その瞬間、大地が唸りをあげ、リューの足元が微かに浮いた。
「相変わらず……容赦ないな!」
リューは横へ跳び、魔力を込めて手を前へ突き出す。水の鞭が地を這い、ザックの脚へ絡みつこうとするが——
「ぬるい!」
ザックの足元から逆巻くように土が舞い上がり、水を弾いた。
リューはその勢いに目を細める。
「今の、あのときの“土竜の甲殻”か?」
「そうだ。あれをお前が模倣したときゃ驚いたぜ。完璧すぎてな」
「今なら、もっときれいに再現できるぞ」
リューの瞳が静かに燃えた。次の瞬間、彼は両手を地へ向け、ザックの構えと同じ型を取る。
「《模倣魔法・土竜の甲殻》」
重たい音とともに、地面から土の壁がせり上がり、リューの体を包み込んだ。
ザックは舌を巻く。
「……完璧だ。動きまで俺そっくりだな」
「お前の力は、忘れようにも忘れられないからな」
リューはゆっくりと構えを解いた。
「ザック。俺は……模倣しかできないけど、それでも一緒に戦わせてくれ」
しばらく沈黙が流れた。
そして、ザックは拳を握り、そっと突き出した。
「共に震わせよう、地を」
リューも同じように拳を突き合わせる。二人の拳が、音もなくぶつかり合った。
そのとき——谷の東、岩壁の向こうから、微かな地鳴りが届いた。
「……来たか」
ザックが大地に耳を当てるように手を置き、顔をしかめた。
「数は少ないが……奴らだな。結界の外、三十メートルってところか」
「目が視えなくても、そこまでわかるのか……」
カイが驚きをもらす。背後ではロザンジェラが結界の補強を進めている。
「さて、リュー。模倣だけじゃねぇ、今度は“共鳴”してみるか」
「共鳴……?」
ザックが笑った。「お前が俺の技を模倣する。それを見て、俺が次を読む。つまり、俺たちの拳が連鎖するんだ」
その提案に、リューは静かに頷いた。
「面白そうだな。じゃあ、一つだけ言っておく。俺は本気でやるぞ」
「上等だ。こっちも手加減はしねぇ。俺たちの拳で、この谷にもう二度と踏み込ませねぇようにしよう」
岩の裏から、黒装束の影が数体姿を現す。目元だけを露出した術者たちが、無言で構えを取る。

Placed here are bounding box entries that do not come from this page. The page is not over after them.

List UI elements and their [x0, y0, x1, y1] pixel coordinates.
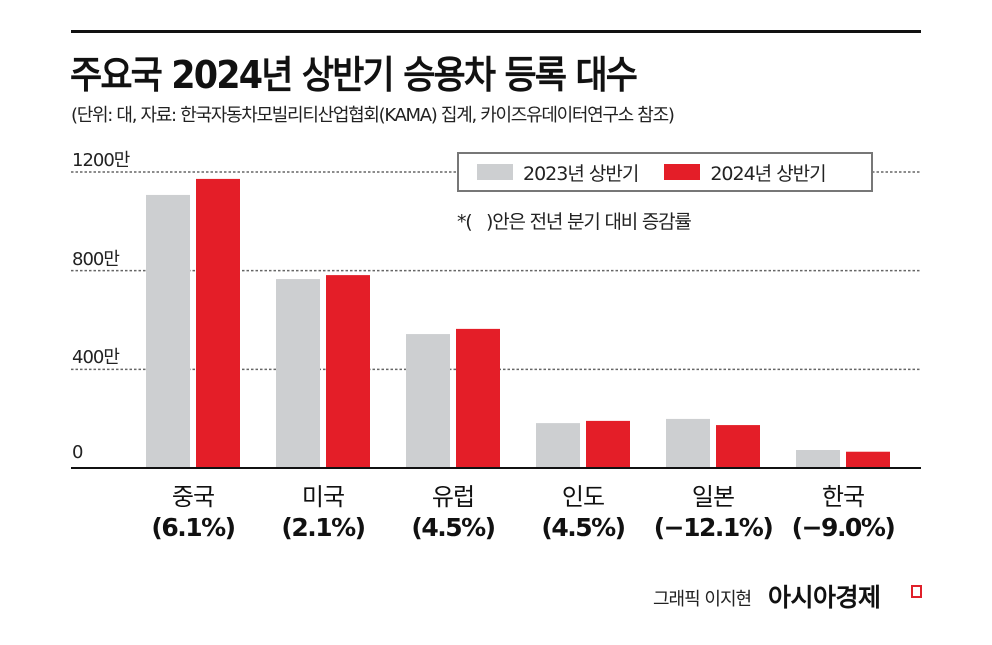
category-label: 중국 (6.1%) [128, 482, 258, 544]
legend-item-2024: 2024년 상반기 [664, 159, 827, 186]
bar-2024 [586, 420, 630, 468]
category-name: 한국 [821, 483, 865, 511]
y-tick-label: 400만 [72, 347, 120, 369]
brand-logo: 아시아경제 [768, 583, 881, 612]
bar-2024 [326, 275, 370, 468]
category-name: 인도 [561, 483, 605, 511]
legend-item-2023: 2023년 상반기 [477, 159, 639, 186]
chart-title: 주요국 2024년 상반기 승용차 등록 대수 [70, 53, 638, 97]
y-tick-label: 800만 [72, 248, 120, 270]
bar-2024 [456, 328, 500, 468]
bar-2024 [716, 425, 760, 468]
graphic-credit: 그래픽 이지현 [653, 589, 752, 610]
bars [146, 178, 890, 468]
y-tick-label: 1200만 [72, 150, 130, 171]
category-change-rate: (6.1%) [151, 513, 236, 542]
category-name: 미국 [301, 483, 345, 511]
chart-subtitle: (단위: 대, 자료: 한국자동차모빌리티산업협회(KAMA) 집계, 카이즈유… [71, 105, 675, 126]
bar-2023 [796, 449, 840, 468]
category-change-rate: (−9.0%) [791, 513, 896, 542]
category-label: 미국 (2.1%) [258, 482, 388, 544]
category-change-rate: (2.1%) [281, 513, 366, 542]
category-label: 인도 (4.5%) [518, 482, 648, 544]
bar-2023 [666, 418, 710, 468]
bar-2024 [196, 178, 240, 468]
bar-2023 [536, 423, 580, 468]
category-label: 한국 (−9.0%) [778, 482, 908, 544]
category-change-rate: (4.5%) [411, 513, 496, 542]
category-name: 중국 [171, 483, 215, 511]
category-change-rate: (−12.1%) [653, 513, 774, 542]
legend: 2023년 상반기 2024년 상반기 [457, 152, 873, 192]
brand-mark-icon [911, 585, 922, 598]
footnote: *( )안은 전년 분기 대비 증감률 [457, 211, 692, 233]
category-label: 유럽 (4.5%) [388, 482, 518, 544]
legend-label-2023: 2023년 상반기 [523, 162, 639, 185]
category-change-rate: (4.5%) [541, 513, 626, 542]
legend-swatch-2024 [664, 164, 701, 180]
bar-2023 [406, 334, 450, 468]
bar-2023 [146, 194, 190, 468]
bar-2023 [276, 279, 320, 468]
legend-swatch-2023 [477, 164, 513, 180]
legend-label-2024: 2024년 상반기 [710, 162, 826, 185]
category-label: 일본 (−12.1%) [648, 482, 778, 544]
category-name: 일본 [691, 483, 735, 511]
top-rule [71, 30, 921, 33]
bar-2024 [846, 451, 890, 468]
y-tick-label: 0 [72, 442, 83, 463]
category-name: 유럽 [431, 483, 475, 511]
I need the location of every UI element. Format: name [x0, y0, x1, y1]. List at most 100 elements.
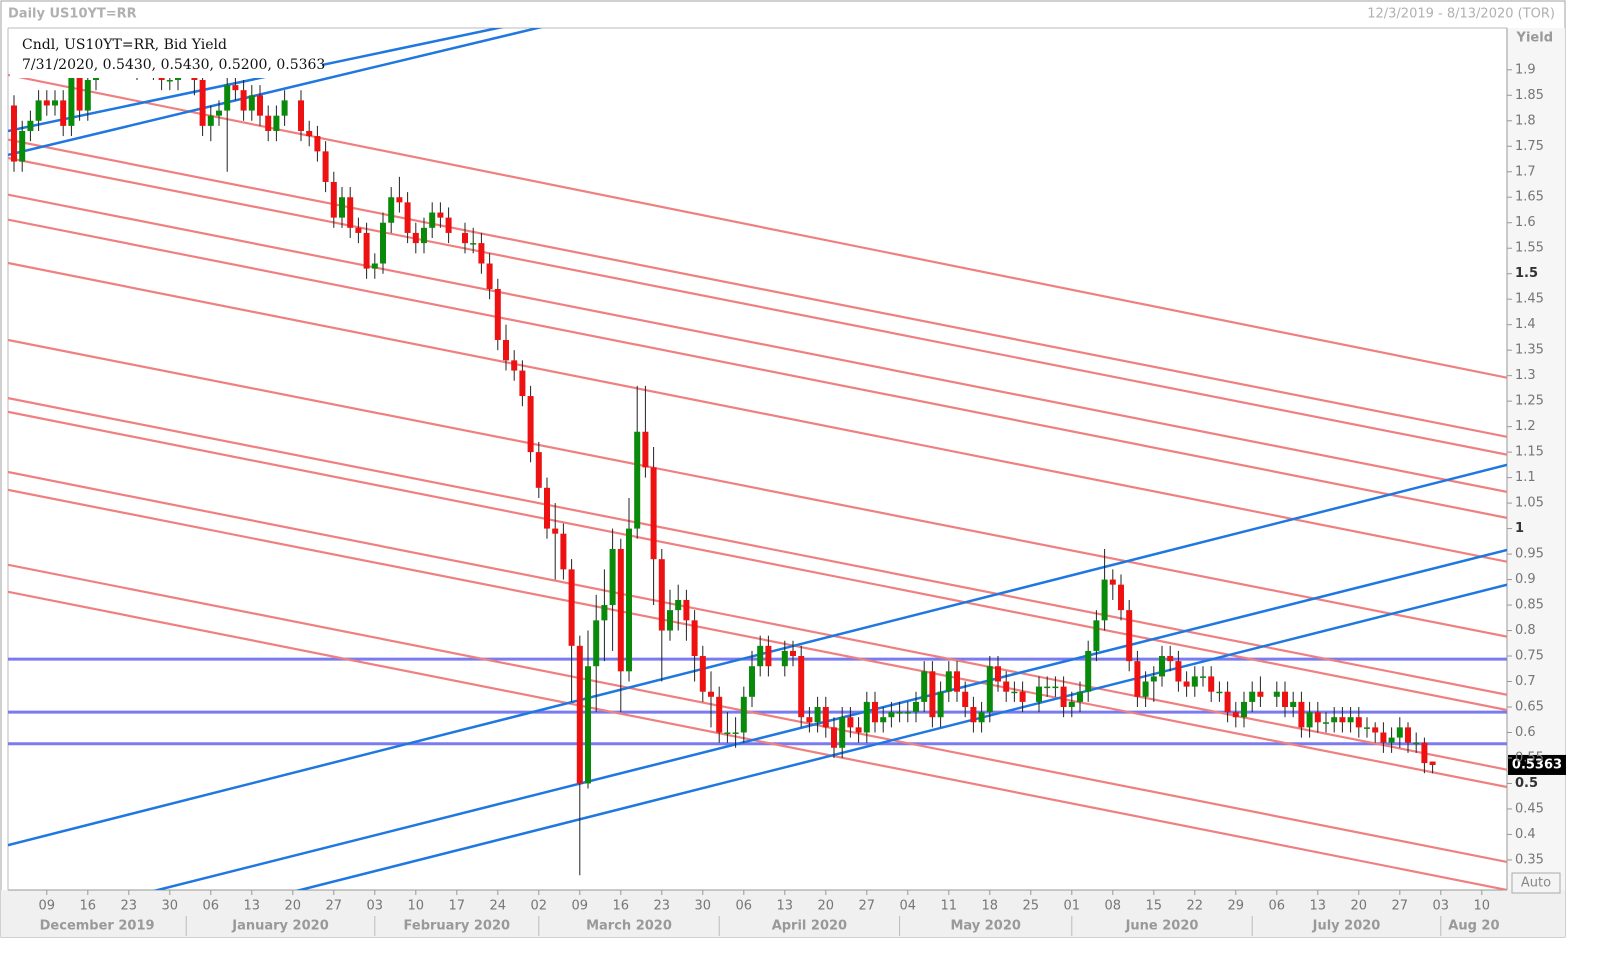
x-tick-label: 03: [1433, 899, 1450, 914]
month-label: February 2020: [404, 919, 511, 934]
candle-body: [1011, 691, 1018, 694]
legend-text: 7/31/2020, 0.5430, 0.5430, 0.5200, 0.536…: [22, 57, 325, 73]
candle-body: [593, 620, 600, 667]
candle-body: [880, 717, 887, 723]
candle-body: [1118, 584, 1124, 611]
candle-body: [765, 645, 772, 667]
candle-body: [847, 717, 854, 728]
candle-body: [954, 671, 960, 692]
candle-body: [1159, 656, 1165, 677]
chart-title: Daily US10YT=RR: [8, 7, 137, 22]
x-tick-label: 03: [367, 899, 384, 914]
x-tick-label: 23: [654, 899, 671, 914]
candle-body: [1249, 691, 1256, 702]
candle-body: [11, 105, 17, 162]
x-tick-label: 30: [695, 899, 712, 914]
candle-body: [576, 645, 583, 784]
x-tick-label: 06: [736, 899, 753, 914]
candle-body: [1429, 761, 1436, 765]
down-trend-line: [8, 156, 1507, 456]
y-tick-label: 0.95: [1515, 547, 1544, 562]
y-tick-label: 0.85: [1515, 598, 1544, 613]
y-tick-label: 0.7: [1515, 674, 1536, 689]
x-tick-label: 13: [777, 899, 794, 914]
x-tick-label: 09: [572, 899, 589, 914]
candle-body: [724, 732, 731, 734]
candle-body: [314, 136, 321, 152]
candle-body: [355, 227, 362, 233]
y-tick-label: 0.45: [1515, 801, 1544, 816]
candle-body: [470, 243, 477, 245]
candle-body: [396, 197, 403, 203]
x-tick-label: 04: [900, 899, 917, 914]
candle-body: [1077, 691, 1083, 702]
y-tick-label: 1.4: [1515, 317, 1536, 332]
candle-body: [1068, 701, 1075, 707]
y-tick-label: 1.85: [1515, 88, 1544, 103]
candle-body: [1191, 676, 1198, 687]
y-tick-label: 1.75: [1515, 139, 1544, 154]
x-tick-label: 30: [162, 899, 179, 914]
candle-body: [1298, 701, 1305, 728]
candle-body: [970, 706, 977, 723]
candle-body: [839, 717, 846, 748]
candle-body: [1044, 686, 1051, 689]
month-label: May 2020: [950, 919, 1021, 934]
x-tick-label: 22: [1187, 899, 1204, 914]
candle-body: [634, 431, 641, 529]
up-trend-line: [8, 28, 505, 133]
down-trend-line: [8, 590, 1507, 890]
candle-body: [675, 599, 682, 611]
candle-body: [166, 79, 173, 82]
candle-body: [248, 95, 255, 111]
down-trend-line: [8, 193, 1507, 493]
candle-body: [1306, 712, 1313, 728]
candle-body: [896, 712, 903, 714]
candle-body: [1364, 727, 1370, 729]
candle-body: [388, 197, 395, 223]
last-value-label: 0.5363: [1512, 757, 1562, 772]
candle-body: [872, 701, 878, 723]
auto-button[interactable]: [1511, 872, 1561, 894]
candle-body: [1019, 691, 1026, 702]
candle-body: [1282, 691, 1288, 707]
candle-body: [986, 666, 993, 713]
auto-button-label[interactable]: Auto: [1521, 876, 1551, 891]
candle-body: [273, 115, 280, 131]
candle-body: [806, 717, 813, 723]
y-tick-label: 0.5: [1515, 776, 1538, 791]
y-tick-label: 0.4: [1515, 827, 1536, 842]
y-tick-label: 1.25: [1515, 394, 1544, 409]
candle-body: [1290, 701, 1297, 707]
candle-body: [790, 650, 796, 657]
candle-body: [667, 610, 673, 631]
candle-body: [421, 227, 427, 244]
candle-body: [429, 212, 436, 228]
candle-body: [511, 360, 518, 371]
candle-body: [84, 79, 91, 111]
overlay: Cndl, US10YT=RR, Bid Yield 7/31/2020, 0.5…: [10, 32, 1566, 894]
candle-body: [265, 115, 272, 131]
x-tick-label: 13: [244, 899, 261, 914]
candle-body: [626, 528, 632, 672]
x-tick-label: 06: [203, 899, 220, 914]
candle-body: [76, 69, 83, 111]
frame: [0, 0, 1566, 938]
month-label: Aug 20: [1448, 919, 1499, 934]
y-tick-label: 1.55: [1515, 241, 1544, 256]
candle-body: [888, 712, 895, 718]
candle-body: [1134, 661, 1141, 697]
x-axis-band: [1, 890, 1565, 937]
candle-body: [1052, 686, 1059, 689]
candle-body: [380, 222, 386, 264]
candle-body: [339, 197, 345, 218]
candle-body: [904, 712, 911, 714]
candle-body: [330, 181, 337, 218]
candle-body: [1109, 579, 1116, 585]
candle-body: [560, 533, 567, 570]
candle-body: [1183, 681, 1190, 687]
candle-body: [60, 100, 67, 126]
down-trend-line: [8, 218, 1507, 519]
candle-body: [240, 90, 247, 111]
candle-body: [929, 671, 936, 718]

だが、彼らの前に立ち塞がるのは、かつて拳を交えた二人の戦士。
模倣と原型、そして共鳴。二人の魔法が同時に大地を揺らした。
土は唸り、水は吠え、空気が震えた。
クラト渓谷に、二つの意志が響く。
それはただの迎撃ではない。
奪わせないという、誓いそのものだった。